About Soho

From the early Huguenot crafts people to the celluloid film industry to today's global successes in digital effects, fashion, music and theatre, Soho remains an extraordinary place to live and work. If you're at all creative, then it's probably the best place to work in the world.

I began my career in Soho, London, at least the part of it that my parents would call a career. Even then Soho was the beating heart of the UK's creative industries. I was an assistant editor on corporate docs, basically in charge of hanging up all the film trims on their little hooks, hoping none of them dropped off into the bin holding miles of 16mm film, it would take a whole lunch hour to find them again. I can still remember the 'snick' of the splicer, slicing through the film, in between the frames, and the whirr of the spinning Steenbeck plates.

I went on to cut my own short films in Soho, and later as a producer, sat for hours pondering over two or three frames difference in a cutting point, much to the rightful annoyance of the editors.

I lugged the only print in the UK of THE KILLING FIELDS round all the Soho viewing theatres, and I'm still addicted to the smell of new 35mm celluloid. I gathered thousands of feet of short ends from all the Soho ad companies to make a short film. Short ends are the bits of film left over from each shot. We gathered them all up and made a film out of the bits no one else wanted. I hung out at the legendary Maison Bertaux café, pigging out on the best almond croissant in the world, that bit of Soho hasn't changed, and Bertaux's croissant are still as good.

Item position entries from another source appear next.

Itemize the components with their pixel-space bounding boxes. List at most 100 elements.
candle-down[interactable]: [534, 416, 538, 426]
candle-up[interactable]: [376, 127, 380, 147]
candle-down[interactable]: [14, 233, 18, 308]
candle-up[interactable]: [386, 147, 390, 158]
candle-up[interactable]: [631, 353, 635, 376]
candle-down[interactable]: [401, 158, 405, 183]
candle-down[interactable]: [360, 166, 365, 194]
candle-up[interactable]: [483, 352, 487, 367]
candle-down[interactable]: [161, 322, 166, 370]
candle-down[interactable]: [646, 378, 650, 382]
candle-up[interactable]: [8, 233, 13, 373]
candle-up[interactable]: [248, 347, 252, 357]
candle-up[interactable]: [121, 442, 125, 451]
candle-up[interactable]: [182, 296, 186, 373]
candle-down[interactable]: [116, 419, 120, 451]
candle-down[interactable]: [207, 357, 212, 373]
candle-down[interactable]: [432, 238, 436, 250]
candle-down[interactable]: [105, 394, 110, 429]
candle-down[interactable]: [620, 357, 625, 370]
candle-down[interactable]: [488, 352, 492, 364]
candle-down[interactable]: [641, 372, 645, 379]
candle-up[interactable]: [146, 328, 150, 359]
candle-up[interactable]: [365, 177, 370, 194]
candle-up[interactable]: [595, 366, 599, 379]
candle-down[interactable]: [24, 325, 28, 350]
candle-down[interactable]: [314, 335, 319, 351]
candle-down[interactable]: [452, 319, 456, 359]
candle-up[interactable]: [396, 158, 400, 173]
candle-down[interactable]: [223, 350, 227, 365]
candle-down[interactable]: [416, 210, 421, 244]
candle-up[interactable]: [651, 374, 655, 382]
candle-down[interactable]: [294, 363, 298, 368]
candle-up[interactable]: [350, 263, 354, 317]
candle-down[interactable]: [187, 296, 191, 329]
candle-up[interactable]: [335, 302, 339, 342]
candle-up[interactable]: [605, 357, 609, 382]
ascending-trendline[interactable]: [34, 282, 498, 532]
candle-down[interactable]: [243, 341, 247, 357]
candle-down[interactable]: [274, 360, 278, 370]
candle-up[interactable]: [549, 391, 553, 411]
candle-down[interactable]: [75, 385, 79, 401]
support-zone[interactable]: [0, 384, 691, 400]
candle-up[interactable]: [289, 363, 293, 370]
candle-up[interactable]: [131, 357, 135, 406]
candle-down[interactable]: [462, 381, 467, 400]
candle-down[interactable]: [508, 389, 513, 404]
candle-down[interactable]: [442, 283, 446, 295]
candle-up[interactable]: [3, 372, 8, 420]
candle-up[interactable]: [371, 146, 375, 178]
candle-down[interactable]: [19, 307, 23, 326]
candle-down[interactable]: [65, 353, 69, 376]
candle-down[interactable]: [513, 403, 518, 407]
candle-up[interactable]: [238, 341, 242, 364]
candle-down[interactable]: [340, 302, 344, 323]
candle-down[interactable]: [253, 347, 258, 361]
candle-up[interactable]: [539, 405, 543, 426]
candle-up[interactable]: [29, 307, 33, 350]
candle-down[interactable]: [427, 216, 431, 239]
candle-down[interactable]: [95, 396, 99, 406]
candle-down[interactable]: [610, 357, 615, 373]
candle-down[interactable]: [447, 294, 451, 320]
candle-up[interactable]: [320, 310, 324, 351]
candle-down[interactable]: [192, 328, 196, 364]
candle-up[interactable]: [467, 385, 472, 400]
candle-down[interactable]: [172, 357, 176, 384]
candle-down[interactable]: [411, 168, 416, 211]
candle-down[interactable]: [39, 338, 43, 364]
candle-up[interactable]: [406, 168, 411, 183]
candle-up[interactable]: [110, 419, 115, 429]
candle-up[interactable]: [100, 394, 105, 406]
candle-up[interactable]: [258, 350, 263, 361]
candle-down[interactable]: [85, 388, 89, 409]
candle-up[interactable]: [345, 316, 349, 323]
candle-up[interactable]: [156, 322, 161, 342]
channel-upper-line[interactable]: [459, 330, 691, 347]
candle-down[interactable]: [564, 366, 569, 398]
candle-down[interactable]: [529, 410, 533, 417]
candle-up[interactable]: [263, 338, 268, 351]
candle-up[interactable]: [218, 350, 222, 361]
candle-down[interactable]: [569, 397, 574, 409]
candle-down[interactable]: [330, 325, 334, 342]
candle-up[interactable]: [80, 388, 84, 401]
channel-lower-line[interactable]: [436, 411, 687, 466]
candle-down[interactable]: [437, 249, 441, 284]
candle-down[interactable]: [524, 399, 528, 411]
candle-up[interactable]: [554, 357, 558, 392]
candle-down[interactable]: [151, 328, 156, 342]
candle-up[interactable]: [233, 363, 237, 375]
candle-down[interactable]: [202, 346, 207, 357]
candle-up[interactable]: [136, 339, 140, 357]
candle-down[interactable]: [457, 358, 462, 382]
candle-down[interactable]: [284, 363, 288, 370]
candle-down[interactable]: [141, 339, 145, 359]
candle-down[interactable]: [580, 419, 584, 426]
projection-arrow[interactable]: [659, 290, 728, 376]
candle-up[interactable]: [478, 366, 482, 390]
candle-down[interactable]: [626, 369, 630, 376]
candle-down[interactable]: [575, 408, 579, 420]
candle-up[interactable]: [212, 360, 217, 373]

It was accepted then that Soho was the centre of the film and television business. Many people will have fond memories of Stanleys' film supply shop window, with its clapperboards, gaffer tape, directors chairs and cans of film. What I didn't know then was that Soho had been the centre of the creative industries in London for nearly 400 years. Many of the Huguenots who got kicked out of France by the Catholics set up in the craft trades in Soho servicing the rich across the way in Mayfair. Silver and goldsmiths, metalworkers, weavers, tailors and jewellers, all crammed into a few streets around Soho Square. They were Soho's first creative industries, and it goes to show how long it really takes to build specialist centres of activity.

With Westminster City Council and the UK Trade and Investment, we have just commissioned a piece of work examining Soho's current creative stock. There has been a lot of talk of the creative industries moving out of Soho, further East for cheaper rents or further North for more space, and so we were keen to know how much truth there was in the rumours. None, it turns out.

Now, nearly a quarter of Soho's entire workforce is in the creative industries, making it the most creative square mile in the world, and the epicentre of the countries creativity. 5% of the countries workforce is in the creative industries, 10% of London's, 15% of Westminster's and a staggering 23% of Soho's. And it's growing, adding 10,000 jobs in the last four years, a creative workforce growing faster than anywhere else in the country.

Soho has been 'managed' well. You will be hard pushed to find a major retail chain, instead you have a plethora of independent businesses, Rapha, some of the best cycling kit you can buy, vinyl record shops gorgeous eateries offering steaming bowls of Japanese noodles, Swedish rye bread sandwiches, Italian salami with sundried tomatoes and steak and eggs. On the surface you would think that the production industry has moved out. But on top of all those restaurants, at the ends of the alleys and behind the doors, is the digital production sector. Rows of state of the art tech, Oscar winning digital effects, and world class animation and graphics. Soho is responsible for winning an average of two Oscars a year, with 22 in the last ten years, on top of 100 wins at Cannes. And it's not just film. Theatre, advertising, music and fashion are also major strengths for Soho with 50 yellow or black D&AD awards and 18 Brit Awards to Soho based labels. When it comes to Theatre, you can easily see a different show every day of the week, from the world's most successful musicals to extraordinary new work, from The Palace to Soho Theatre.

The creative sector in the country is thriving and in Soho it's white hot.

From the early Huguenot crafts people to the celluloid film industry to today's global successes in digital effects, fashion, music and theatre, Soho remains an extraordinary place to live and work. If you're at all creative, then it's probably the best place to work in the world.

During my career I have left Soho many times, but I am thrilled to be back. We are currently gutting the old sex DVD shop next to the burlesque night club Madame JoJos. The shop has been kindly loaned to us by Fawn and her team at Soho Estates. It's going to be our box office for SohoCreate, right in the edgy, thumping heart of Soho.

Back again, doing something I love, in a place I love, working with creative people to champion what they do, in the most creative square mile in the world. It doesn't get better.